It is now more important than ever to get advice on your building contract from a lawyer with experience and understanding of the building industry specifically.
Following the pandemic, our building and construction team have noticed a very stark change in building contracts that are often highly detrimental to landowners' rights.
The major change has been in the special conditions of building contracts. It is almost safe to say that there are no standard building contracts now, even if they are based on specific building association contracts. Abnormal price rises for building materials has driven this change in how builders are operating.
Some of the changes are transparent, clear and concise however others are stealthier, with special conditions being attached as additional documents or attachments or placed at the end of contracts and often using unclear wording.
The nature of the special conditions have also changed and we have recently seen domestic building contracts for what would be considered standard building work with low prices, with up to seven pages of special conditions. Previously there would have only been a few clauses or at most one page.
Anyone who is outside of the industry would likely be unaware that this is the new normal and the risks that this carries.
What changes we are seeing
These special conditions are making amendments to a range of contract terms such as:
Value of the Contract and hidden extra charges
Time limits of the Contract and extensive power to unreasonably delay the work
Builder imposed Cost Increases
Variations at the Builder's discretion
Extra administration charges for queries and variations
Delays imposed for having a building inspector on site
Landowners and possible purchasers of land and home packages must be careful and get advice before they sign contracts and supply agreements.
Whilst there continues to be shortages of materials and trades to work on builds, these contracts can mean that landowners are paying thousands more than what was originally agreed to.
Examples of special conditions being used now
One example was a contract we reviewed that included a special condition that allowed the builder to increase costs in the project was not completed in the project timeline.
In no way does this provide any protection for the landowner and may be an incentive for the builder to delay the project, to be able to charge more. Whilst we consider this type of clause to be unenforceable by the builder, it is still best to not have to deal with it in the first place. Also, an unsuspecting landowner may actually go along with the contract to their loss.

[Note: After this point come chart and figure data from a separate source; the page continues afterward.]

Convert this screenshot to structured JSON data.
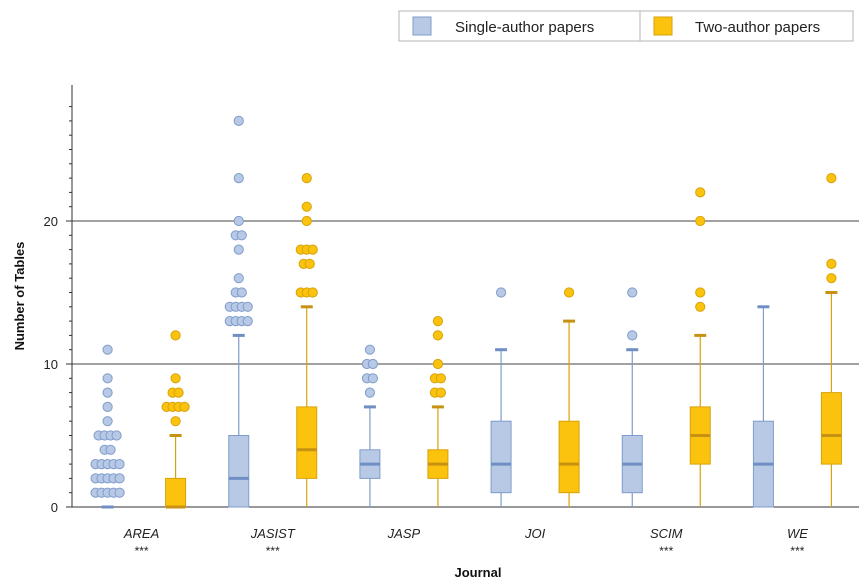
{
  "chart_data": {
    "type": "boxplot",
    "xlabel": "Journal",
    "ylabel": "Number of Tables",
    "ylim": [
      0,
      29
    ],
    "yticks": [
      0,
      10,
      20
    ],
    "gridlines": [
      10,
      20
    ],
    "legend": {
      "placement": "top-right",
      "entries": [
        "Single-author papers",
        "Two-author papers"
      ]
    },
    "colors": {
      "single_fill": "#b8c9e6",
      "single_edge": "#7f9ccb",
      "single_median": "#6f8fc4",
      "two_fill": "#fcc30e",
      "two_edge": "#d7a20a",
      "two_median": "#c79212"
    },
    "categories": [
      {
        "name": "AREA",
        "significance": "***"
      },
      {
        "name": "JASIST",
        "significance": "***"
      },
      {
        "name": "JASP",
        "significance": ""
      },
      {
        "name": "JOI",
        "significance": ""
      },
      {
        "name": "SCIM",
        "significance": "***"
      },
      {
        "name": "WE",
        "significance": "***"
      }
    ],
    "series": [
      {
        "name": "Single-author papers",
        "boxes": [
          {
            "q1": 0,
            "median": 0,
            "q3": 0,
            "whisker_low": 0,
            "whisker_high": 0,
            "outliers": [
              1,
              1,
              1,
              1,
              1,
              2,
              2,
              2,
              2,
              2,
              3,
              3,
              3,
              3,
              3,
              4,
              4,
              5,
              5,
              5,
              5,
              6,
              7,
              8,
              9,
              11
            ]
          },
          {
            "q1": 0,
            "median": 2,
            "q3": 5,
            "whisker_low": 0,
            "whisker_high": 12,
            "outliers": [
              13,
              13,
              13,
              13,
              14,
              14,
              14,
              14,
              15,
              15,
              16,
              18,
              19,
              19,
              20,
              23,
              27
            ]
          },
          {
            "q1": 2,
            "median": 3,
            "q3": 4,
            "whisker_low": 0,
            "whisker_high": 7,
            "outliers": [
              8,
              9,
              9,
              10,
              10,
              11
            ]
          },
          {
            "q1": 1,
            "median": 3,
            "q3": 6,
            "whisker_low": 0,
            "whisker_high": 11,
            "outliers": [
              15
            ]
          },
          {
            "q1": 1,
            "median": 3,
            "q3": 5,
            "whisker_low": 0,
            "whisker_high": 11,
            "outliers": [
              12,
              15
            ]
          },
          {
            "q1": 0,
            "median": 3,
            "q3": 6,
            "whisker_low": 0,
            "whisker_high": 14,
            "outliers": []
          }
        ]
      },
      {
        "name": "Two-author papers",
        "boxes": [
          {
            "q1": 0,
            "median": 0,
            "q3": 2,
            "whisker_low": 0,
            "whisker_high": 5,
            "outliers": [
              6,
              7,
              7,
              7,
              7,
              8,
              8,
              9,
              12
            ]
          },
          {
            "q1": 2,
            "median": 4,
            "q3": 7,
            "whisker_low": 0,
            "whisker_high": 14,
            "outliers": [
              15,
              15,
              15,
              17,
              17,
              18,
              18,
              18,
              20,
              21,
              23
            ]
          },
          {
            "q1": 2,
            "median": 3,
            "q3": 4,
            "whisker_low": 0,
            "whisker_high": 7,
            "outliers": [
              8,
              8,
              9,
              9,
              10,
              12,
              13
            ]
          },
          {
            "q1": 1,
            "median": 3,
            "q3": 6,
            "whisker_low": 0,
            "whisker_high": 13,
            "outliers": [
              15
            ]
          },
          {
            "q1": 3,
            "median": 5,
            "q3": 7,
            "whisker_low": 0,
            "whisker_high": 12,
            "outliers": [
              14,
              15,
              20,
              22
            ]
          },
          {
            "q1": 3,
            "median": 5,
            "q3": 8,
            "whisker_low": 0,
            "whisker_high": 15,
            "outliers": [
              16,
              17,
              23
            ]
          }
        ]
      }
    ]
  }
}
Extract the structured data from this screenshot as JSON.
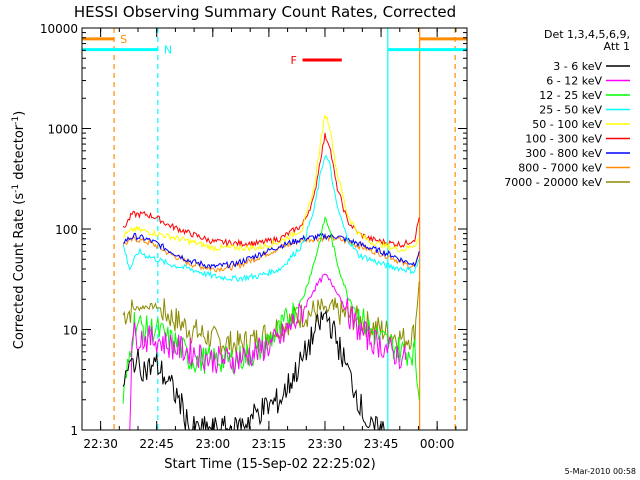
{
  "chart_data": {
    "type": "line",
    "title": "HESSI Observing Summary Count Rates, Corrected",
    "xlabel": "Start Time (15-Sep-02 22:25:02)",
    "ylabel_main": "Corrected Count Rate (s",
    "ylabel_sup1": "-1",
    "ylabel_mid": " detector",
    "ylabel_sup2": "-1",
    "ylabel_end": ")",
    "ylog": true,
    "xlim": [
      22.417,
      24.133
    ],
    "ylim": [
      1,
      10000
    ],
    "xticks": [
      {
        "v": 22.5,
        "label": "22:30"
      },
      {
        "v": 22.75,
        "label": "22:45"
      },
      {
        "v": 23.0,
        "label": "23:00"
      },
      {
        "v": 23.25,
        "label": "23:15"
      },
      {
        "v": 23.5,
        "label": "23:30"
      },
      {
        "v": 23.75,
        "label": "23:45"
      },
      {
        "v": 24.0,
        "label": "00:00"
      }
    ],
    "yticks": [
      {
        "v": 1,
        "label": "1"
      },
      {
        "v": 10,
        "label": "10"
      },
      {
        "v": 100,
        "label": "100"
      },
      {
        "v": 1000,
        "label": "1000"
      },
      {
        "v": 10000,
        "label": "10000"
      }
    ],
    "legend_header": [
      "Det 1,3,4,5,6,9,",
      "Att 1"
    ],
    "legend_placement": "right",
    "series": [
      {
        "name": "3 - 6 keV",
        "color": "#000000",
        "values": [
          [
            22.6,
            3
          ],
          [
            22.65,
            5
          ],
          [
            22.7,
            4
          ],
          [
            22.75,
            4.5
          ],
          [
            22.8,
            3
          ],
          [
            22.85,
            2
          ],
          [
            22.9,
            1
          ],
          [
            23.0,
            1
          ],
          [
            23.1,
            1
          ],
          [
            23.2,
            1.5
          ],
          [
            23.3,
            2
          ],
          [
            23.4,
            5
          ],
          [
            23.45,
            9
          ],
          [
            23.5,
            14
          ],
          [
            23.52,
            12
          ],
          [
            23.55,
            8
          ],
          [
            23.6,
            4
          ],
          [
            23.65,
            2
          ],
          [
            23.7,
            1
          ],
          [
            23.78,
            1
          ]
        ]
      },
      {
        "name": "6 - 12 keV",
        "color": "#ff00ff",
        "values": [
          [
            22.63,
            1
          ],
          [
            22.64,
            9
          ],
          [
            22.7,
            8
          ],
          [
            22.75,
            8
          ],
          [
            22.8,
            7
          ],
          [
            22.9,
            6
          ],
          [
            23.0,
            5
          ],
          [
            23.1,
            5
          ],
          [
            23.2,
            6
          ],
          [
            23.3,
            8
          ],
          [
            23.4,
            15
          ],
          [
            23.45,
            25
          ],
          [
            23.5,
            35
          ],
          [
            23.55,
            25
          ],
          [
            23.6,
            15
          ],
          [
            23.65,
            10
          ],
          [
            23.7,
            8
          ],
          [
            23.75,
            7
          ],
          [
            23.8,
            6
          ],
          [
            23.86,
            5
          ]
        ]
      },
      {
        "name": "12 - 25 keV",
        "color": "#00ff00",
        "values": [
          [
            22.6,
            2
          ],
          [
            22.62,
            4
          ],
          [
            22.65,
            12
          ],
          [
            22.7,
            10
          ],
          [
            22.75,
            10
          ],
          [
            22.8,
            8
          ],
          [
            22.85,
            7
          ],
          [
            22.9,
            5
          ],
          [
            23.0,
            5
          ],
          [
            23.1,
            5
          ],
          [
            23.2,
            6
          ],
          [
            23.3,
            10
          ],
          [
            23.4,
            20
          ],
          [
            23.45,
            45
          ],
          [
            23.48,
            80
          ],
          [
            23.5,
            130
          ],
          [
            23.52,
            100
          ],
          [
            23.55,
            50
          ],
          [
            23.6,
            22
          ],
          [
            23.65,
            14
          ],
          [
            23.7,
            10
          ],
          [
            23.75,
            8
          ],
          [
            23.8,
            7
          ],
          [
            23.85,
            6
          ],
          [
            23.9,
            6
          ],
          [
            23.92,
            2
          ]
        ]
      },
      {
        "name": "25 - 50 keV",
        "color": "#00ffff",
        "values": [
          [
            22.6,
            70
          ],
          [
            22.63,
            40
          ],
          [
            22.67,
            60
          ],
          [
            22.7,
            55
          ],
          [
            22.75,
            50
          ],
          [
            22.8,
            45
          ],
          [
            22.9,
            40
          ],
          [
            23.0,
            34
          ],
          [
            23.1,
            32
          ],
          [
            23.2,
            34
          ],
          [
            23.3,
            40
          ],
          [
            23.4,
            70
          ],
          [
            23.45,
            150
          ],
          [
            23.48,
            350
          ],
          [
            23.5,
            550
          ],
          [
            23.52,
            450
          ],
          [
            23.55,
            180
          ],
          [
            23.6,
            80
          ],
          [
            23.65,
            55
          ],
          [
            23.7,
            50
          ],
          [
            23.75,
            45
          ],
          [
            23.8,
            42
          ],
          [
            23.85,
            40
          ],
          [
            23.9,
            38
          ],
          [
            23.92,
            50
          ]
        ]
      },
      {
        "name": "50 - 100 keV",
        "color": "#ffff00",
        "values": [
          [
            22.6,
            85
          ],
          [
            22.65,
            100
          ],
          [
            22.7,
            95
          ],
          [
            22.75,
            90
          ],
          [
            22.8,
            85
          ],
          [
            22.9,
            75
          ],
          [
            23.0,
            65
          ],
          [
            23.1,
            65
          ],
          [
            23.2,
            65
          ],
          [
            23.3,
            75
          ],
          [
            23.4,
            100
          ],
          [
            23.45,
            250
          ],
          [
            23.48,
            700
          ],
          [
            23.5,
            1400
          ],
          [
            23.52,
            1100
          ],
          [
            23.55,
            400
          ],
          [
            23.6,
            140
          ],
          [
            23.65,
            90
          ],
          [
            23.7,
            75
          ],
          [
            23.75,
            70
          ],
          [
            23.8,
            65
          ],
          [
            23.85,
            62
          ],
          [
            23.9,
            70
          ],
          [
            23.92,
            80
          ]
        ]
      },
      {
        "name": "100 - 300 keV",
        "color": "#ff0000",
        "values": [
          [
            22.6,
            100
          ],
          [
            22.64,
            140
          ],
          [
            22.7,
            140
          ],
          [
            22.75,
            130
          ],
          [
            22.8,
            110
          ],
          [
            22.9,
            90
          ],
          [
            23.0,
            75
          ],
          [
            23.1,
            72
          ],
          [
            23.2,
            72
          ],
          [
            23.3,
            80
          ],
          [
            23.4,
            110
          ],
          [
            23.45,
            200
          ],
          [
            23.48,
            500
          ],
          [
            23.5,
            850
          ],
          [
            23.52,
            700
          ],
          [
            23.55,
            280
          ],
          [
            23.6,
            120
          ],
          [
            23.65,
            90
          ],
          [
            23.7,
            80
          ],
          [
            23.75,
            75
          ],
          [
            23.8,
            72
          ],
          [
            23.85,
            70
          ],
          [
            23.9,
            80
          ],
          [
            23.92,
            130
          ]
        ]
      },
      {
        "name": "300 - 800 keV",
        "color": "#0000ff",
        "values": [
          [
            22.6,
            75
          ],
          [
            22.65,
            85
          ],
          [
            22.7,
            80
          ],
          [
            22.75,
            72
          ],
          [
            22.8,
            62
          ],
          [
            22.9,
            48
          ],
          [
            23.0,
            42
          ],
          [
            23.1,
            45
          ],
          [
            23.2,
            55
          ],
          [
            23.3,
            68
          ],
          [
            23.4,
            80
          ],
          [
            23.5,
            85
          ],
          [
            23.55,
            85
          ],
          [
            23.6,
            78
          ],
          [
            23.7,
            65
          ],
          [
            23.8,
            55
          ],
          [
            23.85,
            48
          ],
          [
            23.9,
            45
          ],
          [
            23.92,
            60
          ]
        ]
      },
      {
        "name": "800 - 7000 keV",
        "color": "#ff8c00",
        "values": [
          [
            22.6,
            70
          ],
          [
            22.65,
            80
          ],
          [
            22.7,
            75
          ],
          [
            22.75,
            68
          ],
          [
            22.8,
            58
          ],
          [
            22.9,
            45
          ],
          [
            23.0,
            40
          ],
          [
            23.1,
            42
          ],
          [
            23.2,
            52
          ],
          [
            23.3,
            65
          ],
          [
            23.4,
            78
          ],
          [
            23.5,
            82
          ],
          [
            23.55,
            80
          ],
          [
            23.6,
            75
          ],
          [
            23.7,
            62
          ],
          [
            23.8,
            52
          ],
          [
            23.85,
            45
          ],
          [
            23.9,
            42
          ],
          [
            23.92,
            55
          ]
        ]
      },
      {
        "name": "7000 - 20000 keV",
        "color": "#8b8b00",
        "values": [
          [
            22.6,
            14
          ],
          [
            22.65,
            16
          ],
          [
            22.7,
            17
          ],
          [
            22.75,
            17
          ],
          [
            22.8,
            14
          ],
          [
            22.9,
            10
          ],
          [
            23.0,
            8
          ],
          [
            23.1,
            7
          ],
          [
            23.2,
            8
          ],
          [
            23.3,
            11
          ],
          [
            23.4,
            14
          ],
          [
            23.5,
            16
          ],
          [
            23.55,
            15
          ],
          [
            23.6,
            14
          ],
          [
            23.7,
            11
          ],
          [
            23.8,
            9
          ],
          [
            23.85,
            8
          ],
          [
            23.9,
            9
          ],
          [
            23.92,
            30
          ]
        ]
      }
    ],
    "vertical_lines": [
      {
        "x": 22.56,
        "color": "#ff8c00",
        "dash": true
      },
      {
        "x": 22.755,
        "color": "#00ffff",
        "dash": true
      },
      {
        "x": 23.78,
        "color": "#00ffff",
        "dash": false
      },
      {
        "x": 23.922,
        "color": "#ff8c00",
        "dash": false
      },
      {
        "x": 24.08,
        "color": "#ff8c00",
        "dash": true
      }
    ],
    "flag_bars": [
      {
        "label": "S",
        "color": "#ff8c00",
        "x0": 22.417,
        "x1": 22.56,
        "y": 7800
      },
      {
        "label": "N",
        "color": "#00ffff",
        "x0": 22.417,
        "x1": 22.755,
        "y": 6100
      },
      {
        "label": "F",
        "color": "#ff0000",
        "x0": 23.4,
        "x1": 23.575,
        "y": 4800
      },
      {
        "label": "",
        "color": "#00ffff",
        "x0": 23.78,
        "x1": 24.133,
        "y": 6100
      },
      {
        "label": "",
        "color": "#ff8c00",
        "x0": 23.922,
        "x1": 24.133,
        "y": 7800
      }
    ]
  },
  "footer": {
    "timestamp": "5-Mar-2010 00:58"
  }
}
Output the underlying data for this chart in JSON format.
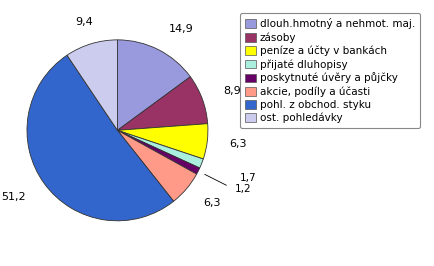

Another common issue that we are seeing clients are having with builders is that they are paying builders extra money to speed up the timeframe. Whilst this may seem like an incentive, it does bring up a lot of legal issues and may not actually make the builder work any faster, nor carry out the work to the best quality.
Paying additional amounts or paying a progress payment too early is not allowed under fixed-price building contracts. The law protects landowners from builder charging more than the contracted price or having to pay before the works have been carried out for that section.
Secondly if you do something that is outside of the contract, then it should always be in writing and agreed to by both the Owner and the Builder. Quite often these payments for sums up to tens of thousands of dollars or more are all done on a 'handshake deal' and are even harder to enforce if the Builder doesn't follow with the agreement. If the Builder or a trade person is asking you for more money to speed up your build, we can quickly help advise you on the correct protocol and what your contract says, so your hard-earned money is not wasted.
How we can help
At PCL Lawyers we are experienced in advising clients in the building and construction industry. Landowners should be wary of entering into building contracts especially given the price increases over the last year or so. We act for many parties in the construction industry including builders, contractors and landowners and property developers.
Contractors and suppliers should also be aware that their standard agreements may not be so standard anymore.
Beware landowners, you are at a disadvantage in experience
Whilst it fair for builders to protect themselves, likewise, so should landowners. Many of these special conditions are extraordinarily weighted toward protecting the builder. It is important to keep in mind that your Builder has likely been in the industry for many years and knows what to look out for. If this is your first or one of many builds, keep in mind that all building contracts are unique to each project and should be considered by a trained legal eye very carefully.
We will review the contracts and make sure you understand the possible ramifications of these clauses and if need be, can help you negotiate other terms or amend those clauses with the builder
The content of this article is intended to provide a general guide to the subject matter. Specialist advice should be sought about your specific circumstances.